Nicolas Schmit a admis que quand un pays a des problèmes à protéger efficacement ses frontières extérieures, la question de la confiance, qui est à la base de tout le système, est posée. En Europe, il y a entretemps des forces politiques qui veulent profiter d’un tel défaut, comme en Suède, au Danemark, en Finlande, mais aussi au Sud de l’Europe. C’est une raison de plus de bien organiser les mécanismes d’évaluation des frontières extérieures et aider les Etats membres à constater et à remédier à leurs déficiences. Pour lui, la Commission doit pouvoir participer à cet exercice en coopération avec les Etats membres. Sa proposition d’une approche qui communautariserait l’évaluation des frontières extérieures va "dans la bonne direction". Consolider Schengen et la confiance, échapper à toutes les démagogies, voilà ce qui est souhaitable pour Nicolas Schmit, qui pense que la proposition de Cecilia Malmström est "équilibrée". Ne pas aller de l’avant dans la communautarisation est une alternative, mais elle n’est pas plus efficace. Notamment en matière de sécurité, car celle-ci ne peut être assurée que de manière collective et solidaire, dans le cadre d’une certaine discipline.
Les propositions de la Commission devront être discutées, négociées, passer par le Conseil et le Parlement européen. Vu les oppositions qui se sont annoncées, "la route sera raide, dure et longue", pense Nicolas Schmit, pour qui les Etats membres sont devenues très jaloux de leurs prérogatives.

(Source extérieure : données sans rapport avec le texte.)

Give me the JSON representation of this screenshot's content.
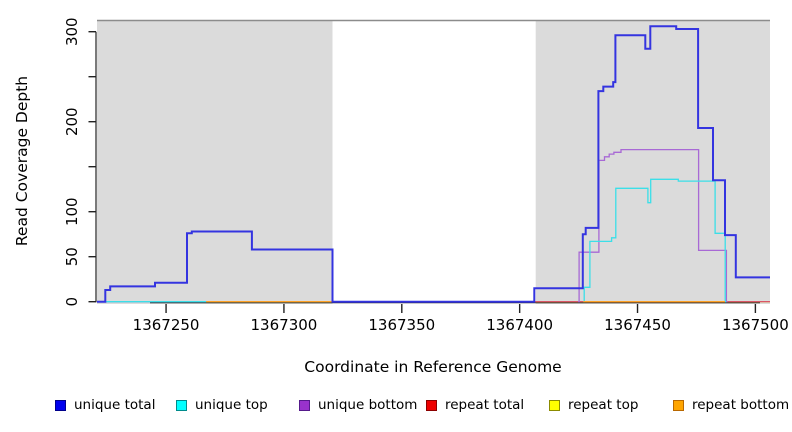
{
  "chart_data": {
    "type": "line",
    "step": true,
    "xlabel": "Coordinate in Reference Genome",
    "ylabel": "Read Coverage Depth",
    "xlim": [
      1367220.7,
      1367506.2
    ],
    "ylim": [
      0,
      313
    ],
    "grid": false,
    "x_ticks": [
      {
        "v": 1367250,
        "label": "1367250"
      },
      {
        "v": 1367300,
        "label": "1367300"
      },
      {
        "v": 1367350,
        "label": "1367350"
      },
      {
        "v": 1367400,
        "label": "1367400"
      },
      {
        "v": 1367450,
        "label": "1367450"
      },
      {
        "v": 1367500,
        "label": "1367500"
      }
    ],
    "y_ticks": [
      {
        "v": 0,
        "label": "0"
      },
      {
        "v": 50,
        "label": "50"
      },
      {
        "v": 100,
        "label": "100"
      },
      {
        "v": 150,
        "label": ""
      },
      {
        "v": 200,
        "label": "200"
      },
      {
        "v": 250,
        "label": ""
      },
      {
        "v": 300,
        "label": "300"
      }
    ],
    "shaded_regions": [
      {
        "x0": 1367220.7,
        "x1": 1367320.6,
        "color": "#DBDBDB"
      },
      {
        "x0": 1367406.8,
        "x1": 1367506.2,
        "color": "#DBDBDB"
      }
    ],
    "frame_top_color": "#8C8C8C",
    "axis_color": "#222222",
    "series": [
      {
        "name": "repeat top",
        "color": "#EEEE00",
        "width": 1.2,
        "segments": [
          [
            [
              1367220.7,
              0
            ],
            [
              1367506.2,
              0
            ]
          ]
        ]
      },
      {
        "name": "repeat total",
        "color": "#D8406E",
        "width": 1.2,
        "segments": [
          [
            [
              1367220.7,
              0
            ],
            [
              1367506.2,
              0
            ]
          ]
        ]
      },
      {
        "name": "unique bottom",
        "color": "#A869D5",
        "width": 1.3,
        "segments": [
          [
            [
              1367220.7,
              0
            ],
            [
              1367320.6,
              0
            ]
          ],
          [
            [
              1367424.8,
              0
            ],
            [
              1367425.2,
              55
            ],
            [
              1367433.6,
              157
            ],
            [
              1367436,
              161
            ],
            [
              1367438,
              164
            ],
            [
              1367440,
              166
            ],
            [
              1367443,
              169
            ],
            [
              1367475.9,
              57
            ],
            [
              1367487.7,
              0
            ],
            [
              1367488.2,
              0
            ]
          ]
        ]
      },
      {
        "name": "unique top",
        "color": "#3BDFE8",
        "width": 1.3,
        "segments": [
          [
            [
              1367220.7,
              0
            ],
            [
              1367320.6,
              0
            ]
          ],
          [
            [
              1367427.0,
              0
            ],
            [
              1367427.4,
              16
            ],
            [
              1367429.8,
              67
            ],
            [
              1367439.0,
              71
            ],
            [
              1367440.8,
              126
            ],
            [
              1367454.4,
              110
            ],
            [
              1367455.6,
              136
            ],
            [
              1367467.3,
              134
            ],
            [
              1367482.9,
              76
            ],
            [
              1367487.2,
              0
            ],
            [
              1367487.6,
              0
            ]
          ]
        ]
      },
      {
        "name": "repeat bottom",
        "color": "#FFA226",
        "width": 1.3,
        "segments": [
          [
            [
              1367267,
              0
            ],
            [
              1367320.6,
              0
            ]
          ],
          [
            [
              1367427,
              0
            ],
            [
              1367487.1,
              0
            ]
          ]
        ]
      },
      {
        "name": "unique total",
        "color": "#3434E0",
        "width": 2,
        "segments": [
          [
            [
              1367220.7,
              0
            ],
            [
              1367224.2,
              13
            ],
            [
              1367226.3,
              17
            ],
            [
              1367245.3,
              21
            ],
            [
              1367258.9,
              76
            ],
            [
              1367260.9,
              78
            ],
            [
              1367286.4,
              58
            ],
            [
              1367320.6,
              0
            ],
            [
              1367406.2,
              15
            ],
            [
              1367426.8,
              75
            ],
            [
              1367428.0,
              82
            ],
            [
              1367433.4,
              234
            ],
            [
              1367435.5,
              239
            ],
            [
              1367439.7,
              244
            ],
            [
              1367440.6,
              296
            ],
            [
              1367453.3,
              281
            ],
            [
              1367455.4,
              306
            ],
            [
              1367466.4,
              303
            ],
            [
              1367475.7,
              193
            ],
            [
              1367482.0,
              135
            ],
            [
              1367487.1,
              74
            ],
            [
              1367491.7,
              27
            ],
            [
              1367506.2,
              27
            ]
          ]
        ]
      }
    ]
  },
  "legend": {
    "items": [
      {
        "label": "unique total",
        "fill": "#0000EE",
        "border": "#00008B"
      },
      {
        "label": "unique top",
        "fill": "#00FFFF",
        "border": "#008B8B"
      },
      {
        "label": "unique bottom",
        "fill": "#9932CC",
        "border": "#551A8B"
      },
      {
        "label": "repeat total",
        "fill": "#EE0000",
        "border": "#8B0000"
      },
      {
        "label": "repeat top",
        "fill": "#FFFF00",
        "border": "#8B8B00"
      },
      {
        "label": "repeat bottom",
        "fill": "#FFA500",
        "border": "#B86800"
      }
    ]
  },
  "axis_labels": {
    "x": "Coordinate in Reference Genome",
    "y": "Read Coverage Depth"
  }
}
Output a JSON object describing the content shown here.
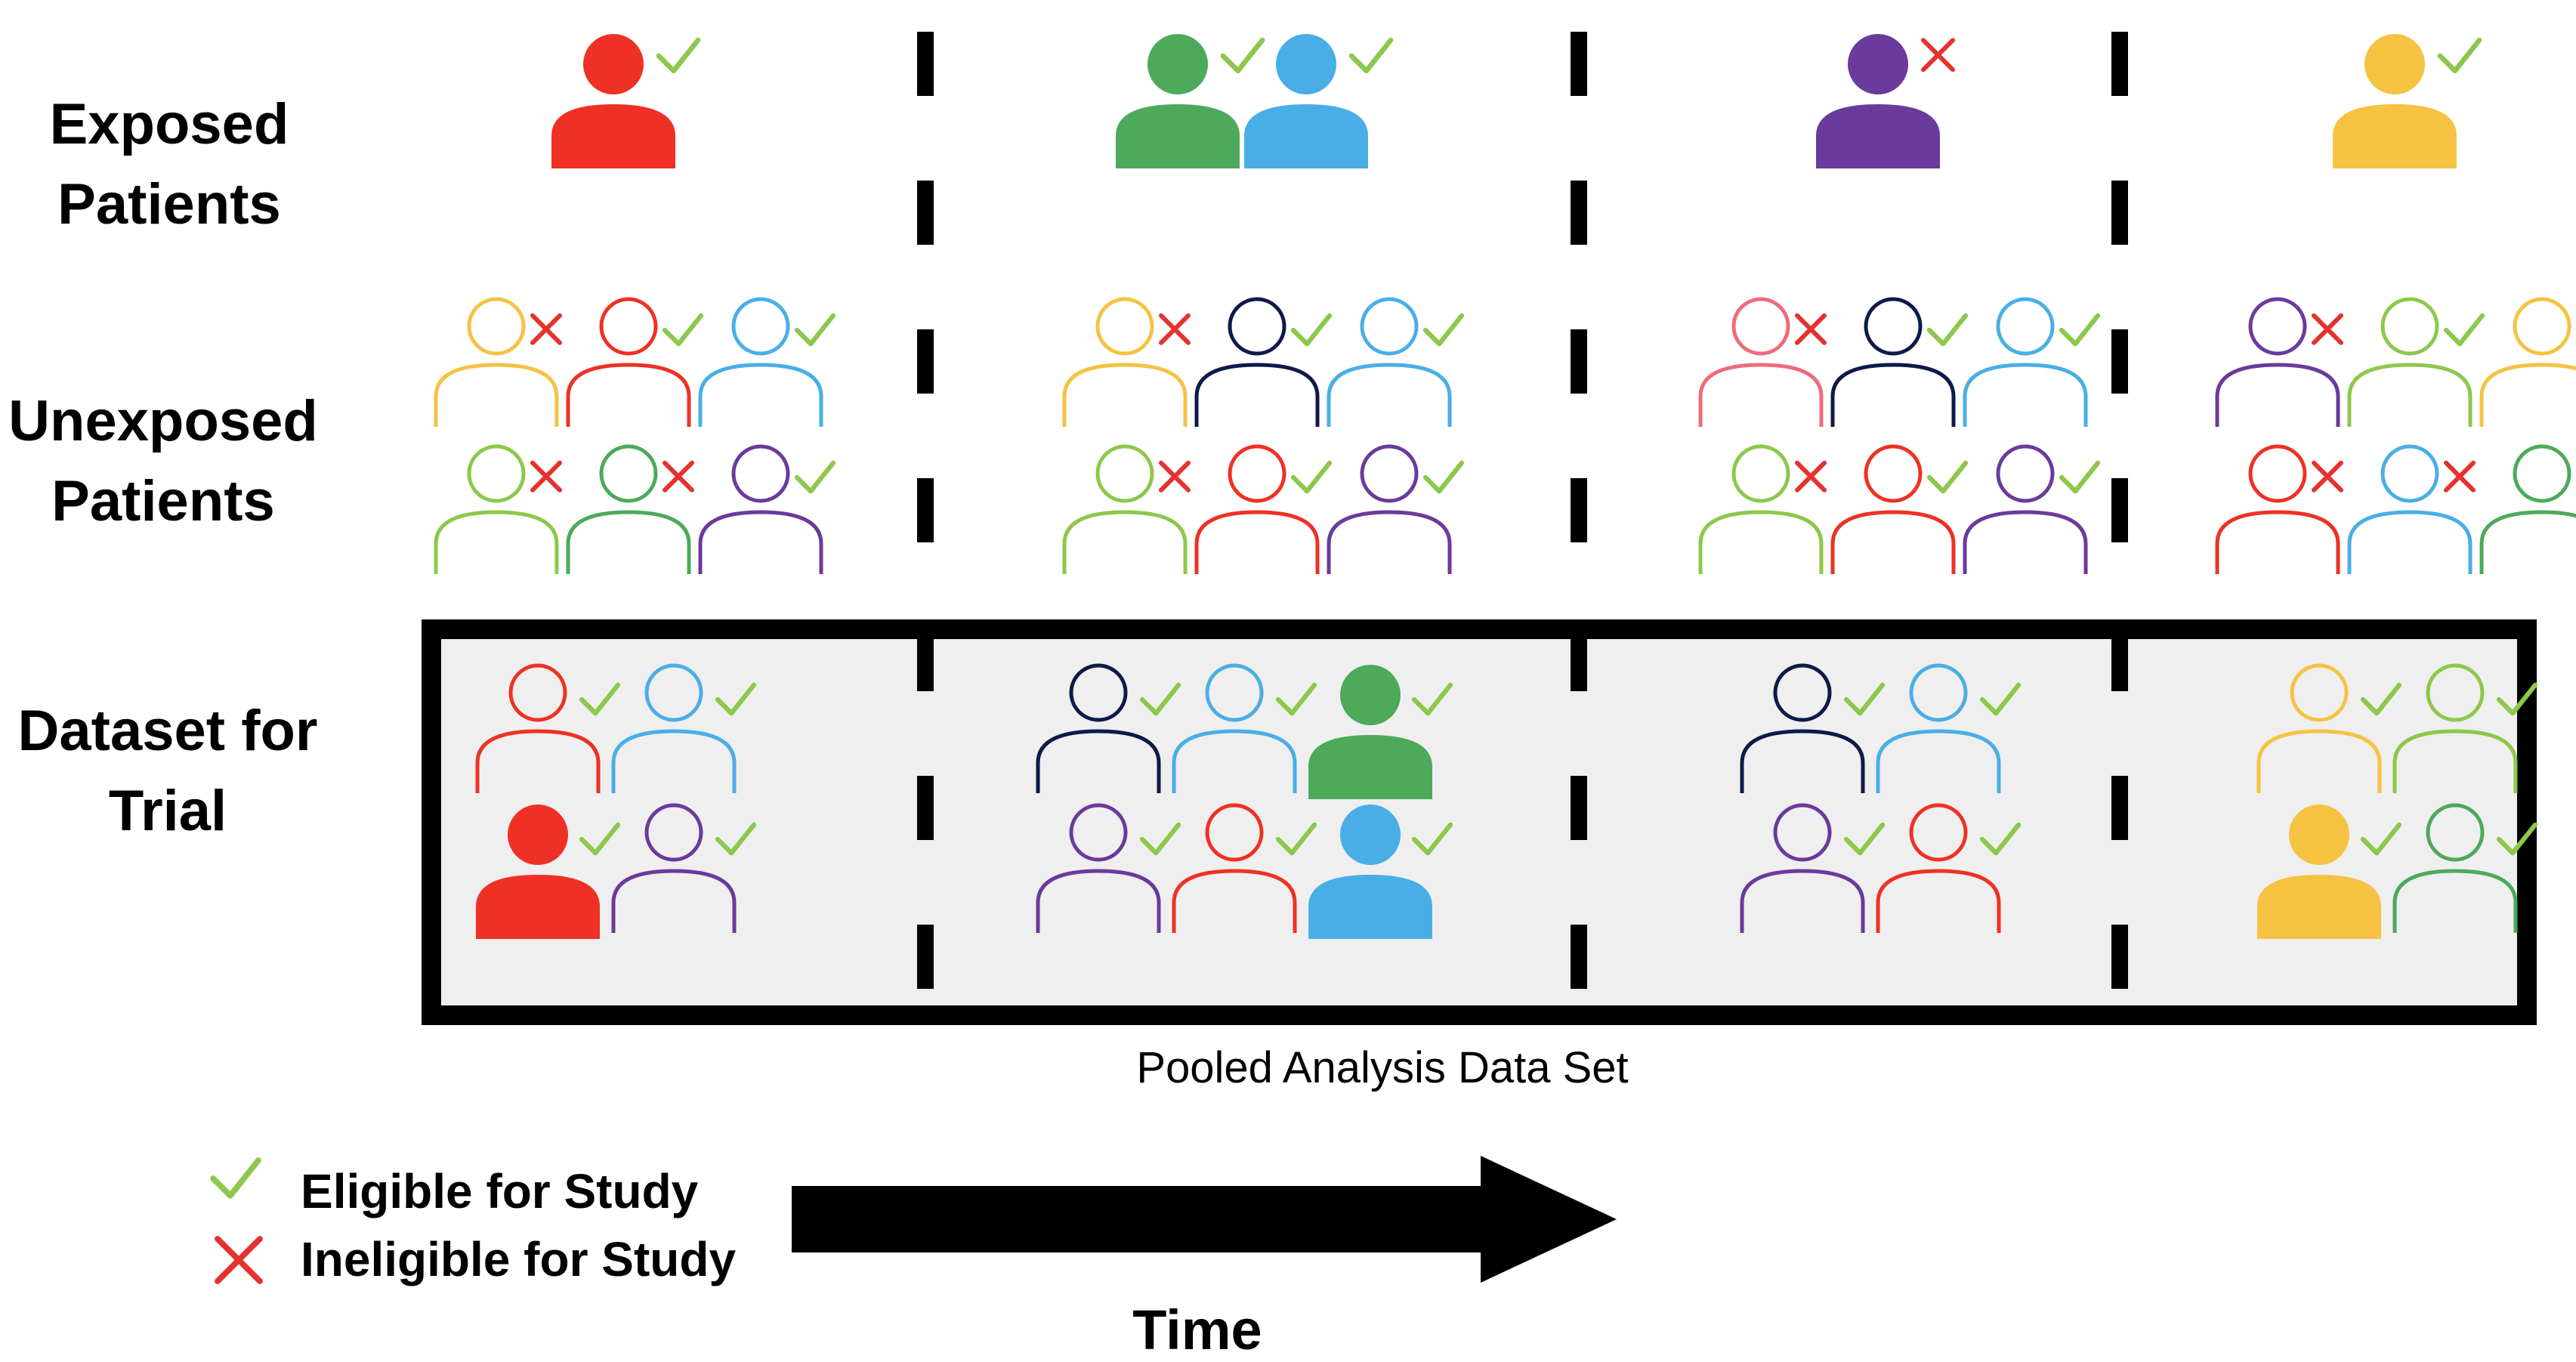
{
  "row_labels": {
    "exposed": [
      "Exposed",
      "Patients"
    ],
    "unexposed": [
      "Unexposed",
      "Patients"
    ],
    "dataset": [
      "Dataset for",
      "Trial"
    ]
  },
  "dataset_caption": "Pooled Analysis Data Set",
  "legend": {
    "eligible": "Eligible for Study",
    "ineligible": "Ineligible for Study"
  },
  "time_label": "Time",
  "colors": {
    "red": "#ee3124",
    "green": "#4caa5a",
    "blue": "#4aaee6",
    "purple": "#6a3a9c",
    "yellow": "#f5c242",
    "lightgreen": "#8cc84b",
    "navy": "#0d1a4a",
    "pink": "#ee6c7a",
    "check": "#8cc84b",
    "cross": "#e5322d",
    "panel_fill": "#efefef"
  },
  "periods": [
    {
      "exposed": [
        {
          "color": "red",
          "status": "eligible"
        }
      ],
      "unexposed": [
        {
          "color": "yellow",
          "status": "ineligible"
        },
        {
          "color": "red",
          "status": "eligible"
        },
        {
          "color": "blue",
          "status": "eligible"
        },
        {
          "color": "lightgreen",
          "status": "ineligible"
        },
        {
          "color": "green",
          "status": "ineligible"
        },
        {
          "color": "purple",
          "status": "eligible"
        }
      ],
      "dataset": [
        {
          "color": "red",
          "filled": false
        },
        {
          "color": "blue",
          "filled": false
        },
        {
          "color": "red",
          "filled": true
        },
        {
          "color": "purple",
          "filled": false
        }
      ]
    },
    {
      "exposed": [
        {
          "color": "green",
          "status": "eligible"
        },
        {
          "color": "blue",
          "status": "eligible"
        }
      ],
      "unexposed": [
        {
          "color": "yellow",
          "status": "ineligible"
        },
        {
          "color": "navy",
          "status": "eligible"
        },
        {
          "color": "blue",
          "status": "eligible"
        },
        {
          "color": "lightgreen",
          "status": "ineligible"
        },
        {
          "color": "red",
          "status": "eligible"
        },
        {
          "color": "purple",
          "status": "eligible"
        }
      ],
      "dataset": [
        {
          "color": "navy",
          "filled": false
        },
        {
          "color": "blue",
          "filled": false
        },
        {
          "color": "green",
          "filled": true
        },
        {
          "color": "purple",
          "filled": false
        },
        {
          "color": "red",
          "filled": false
        },
        {
          "color": "blue",
          "filled": true
        }
      ]
    },
    {
      "exposed": [
        {
          "color": "purple",
          "status": "ineligible"
        }
      ],
      "unexposed": [
        {
          "color": "pink",
          "status": "ineligible"
        },
        {
          "color": "navy",
          "status": "eligible"
        },
        {
          "color": "blue",
          "status": "eligible"
        },
        {
          "color": "lightgreen",
          "status": "ineligible"
        },
        {
          "color": "red",
          "status": "eligible"
        },
        {
          "color": "purple",
          "status": "eligible"
        }
      ],
      "dataset": [
        {
          "color": "navy",
          "filled": false
        },
        {
          "color": "blue",
          "filled": false
        },
        {
          "color": "purple",
          "filled": false
        },
        {
          "color": "red",
          "filled": false
        }
      ]
    },
    {
      "exposed": [
        {
          "color": "yellow",
          "status": "eligible"
        }
      ],
      "unexposed": [
        {
          "color": "purple",
          "status": "ineligible"
        },
        {
          "color": "lightgreen",
          "status": "eligible"
        },
        {
          "color": "yellow",
          "status": "eligible"
        },
        {
          "color": "red",
          "status": "ineligible"
        },
        {
          "color": "blue",
          "status": "ineligible"
        },
        {
          "color": "green",
          "status": "eligible"
        }
      ],
      "dataset": [
        {
          "color": "yellow",
          "filled": false
        },
        {
          "color": "lightgreen",
          "filled": false
        },
        {
          "color": "yellow",
          "filled": true
        },
        {
          "color": "green",
          "filled": false
        }
      ]
    }
  ]
}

C’est pourquoi "la bataille de la solidarité et de la mise en commun de nos efforts n’est pas gagnée". Mais le fait que le Parlement est une des parties du débat est "plutôt favorable". Ce sera donc pour le ministre "une négociation difficile qui révélera les choix de l’UE que nous voulons : des mécanismes plus intégrés ou le retour en force de l’intergouvernemental, avec toutes ses faiblesses et son arbitraire."